Backing up wordpress with git

To back up my wordpress install, i used to do a mysqldump of the DB, bzip it, separately tar/bzip the install directory and rsync the timestamped files to my backup server. This has worked well and was a simple enough setup. A couple of days ago, however, i decided to update wordpress and all extensions and noticed that some of my manual tweaks were gone.

Now, i have to say that the install/upgrade system of wordpress is one of the simplest and troublefree i've used in both commercial and free software -- this is not a complaint about that system. Clearly I manually tweaked files, which means i inherited the responsibility of migrating those tweaks forward. But it did get me thinking about a different upgrade strategy. But even though I have the backups to determine the changes i had to re-apply, the process was annoying. Untar the backup and manually run diffs between live and backup. The task reminded me too much of how I deal with code changes, so why wasn't I treating this like code?

A blog is (mostly) an append-only system

Sure, there's some editing, but most of it is already revisioned, which makes it append only. That means storage of all wordpress assets, including the DB dump should make it an ideal candidate for revision control. Most of the time, the only changes are additions, and if files are actually changed it does represent an update of an existing system and should be tracked with change history. If the live install was under revision control you could just run the upgrade, do a diff to see the local changes and tweak/revert them one at a time, the commit the finished state.

Setting up git and importing old revisions

My hierarchy looks like this:

 .../iloggable/
              /wordpress
              /backup

Inside backup, I kept the tar'ed up copies of the wordpress directory with date suffix, as well as dated, bzipped mysqldumps of the DB. I generally deleted older backups after rsync, since on the live server i only cared about having the most recent backup.

First thing i did was create a mirror of this hierarchy.

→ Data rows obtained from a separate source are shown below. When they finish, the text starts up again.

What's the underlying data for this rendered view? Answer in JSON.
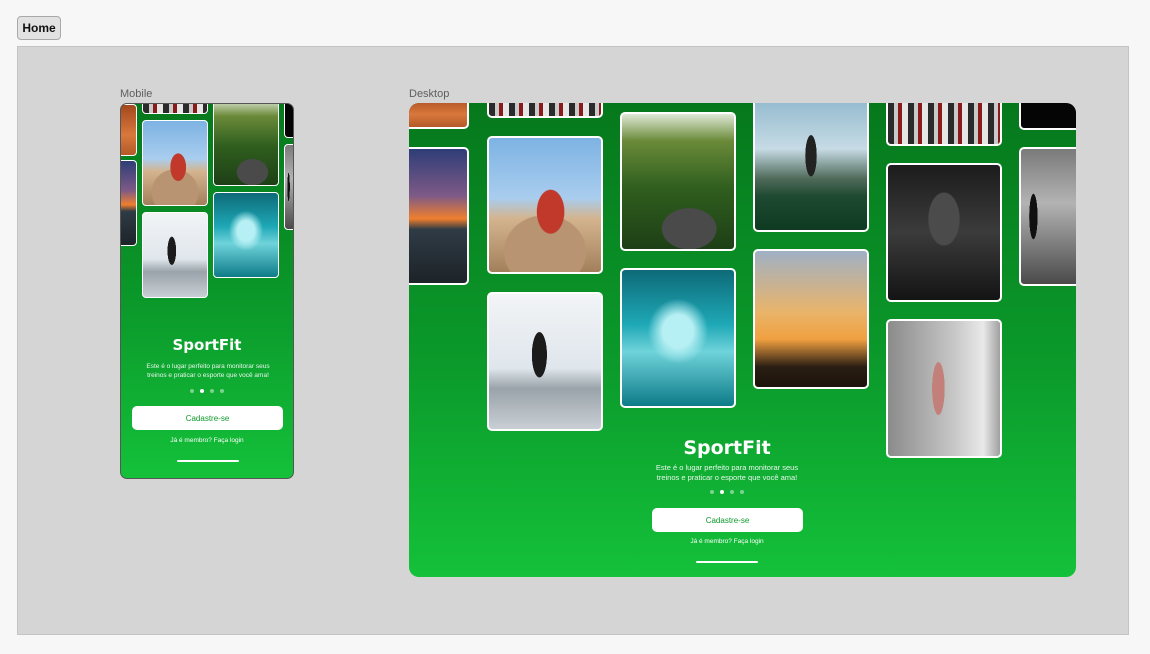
{
  "toolbar": {
    "home_label": "Home"
  },
  "frames": {
    "mobile": {
      "label": "Mobile"
    },
    "desktop": {
      "label": "Desktop"
    }
  },
  "app": {
    "name": "SportFit",
    "tagline": "Este é o lugar perfeito para monitorar seus treinos e praticar o esporte que você ama!",
    "tagline_line1": "Este é o lugar perfeito para monitorar seus",
    "tagline_line2": "treinos e praticar o esporte que você ama!",
    "cta_label": "Cadastre-se",
    "login_label": "Já é membro? Faça login",
    "carousel": {
      "total": 4,
      "active": 2
    }
  },
  "colors": {
    "brand_green": "#0d9a2b",
    "gradient_top": "#06781c",
    "gradient_bottom": "#14c13a"
  }
}
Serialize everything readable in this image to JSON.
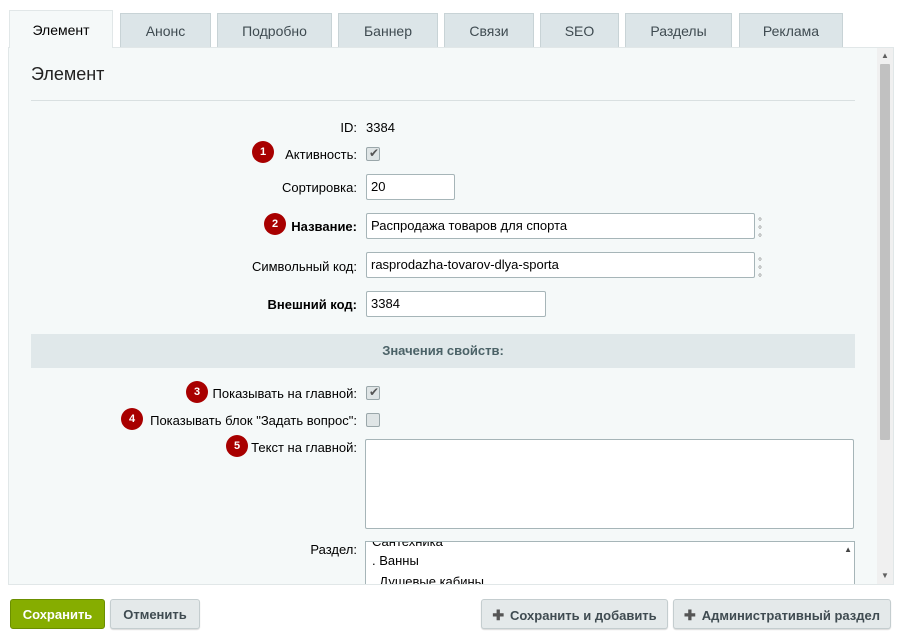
{
  "tabs": [
    {
      "label": "Элемент",
      "active": true
    },
    {
      "label": "Анонс"
    },
    {
      "label": "Подробно"
    },
    {
      "label": "Баннер"
    },
    {
      "label": "Связи"
    },
    {
      "label": "SEO"
    },
    {
      "label": "Разделы"
    },
    {
      "label": "Реклама"
    }
  ],
  "panel": {
    "title": "Элемент"
  },
  "form": {
    "id_label": "ID:",
    "id_value": "3384",
    "active_label": "Активность:",
    "active_checked": true,
    "sort_label": "Сортировка:",
    "sort_value": "20",
    "name_label": "Название:",
    "name_value": "Распродажа товаров для спорта",
    "code_label": "Символьный код:",
    "code_value": "rasprodazha-tovarov-dlya-sporta",
    "xml_label": "Внешний код:",
    "xml_value": "3384",
    "section_header": "Значения свойств:",
    "show_main_label": "Показывать на главной:",
    "show_main_checked": true,
    "show_ask_label": "Показывать блок \"Задать вопрос\":",
    "show_ask_checked": false,
    "main_text_label": "Текст на главной:",
    "main_text_value": "",
    "section_label": "Раздел:",
    "section_options": [
      "Сантехника",
      ". Ванны",
      ". Душевые кабины"
    ]
  },
  "badges": [
    "1",
    "2",
    "3",
    "4",
    "5"
  ],
  "buttons": {
    "save": "Сохранить",
    "cancel": "Отменить",
    "save_add": "Сохранить и добавить",
    "admin": "Административный раздел"
  },
  "colors": {
    "save_button": "#86ad00",
    "badge": "#a80000",
    "panel_bg": "#f5f9f9"
  }
}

I used an old wordpress tar for the wordpress directory and bunzipped the db archive from the same date as iloggable.sql as the only file in backup, since for the git repo i no longer needed the other backups, only the most current database dump. I then ran git init inside of iloggable. I also created .gitignore with wordpress/wp-content/cache in it to avoid capturing the cache data.

I added all files and committed this state. I then unarchived the subsequent archives, copied them on top of the mirror hierarchy and added/committed those files in succession. At this point i had created a single git repo of the backup history I had. Now i could review previous states via git log and git diff.

Turning the live copy into the git repo

Finally, i copied the .git directory into the live hierarchy. Immediately, doing git status, it showed me the changes on production since the last backup. I deleted all the old and again added/committed the resulting "changes". That gave me a git repo of the current state, that I pushed to my back-up server.

Now, my backup script just overwrites the current mysqldump, does a git commit -a -m'$timestamp' and git push. From now on, as i do tweaks, or upgrade wordpress, i can do a git commit before and after and I have an exact change history for the change.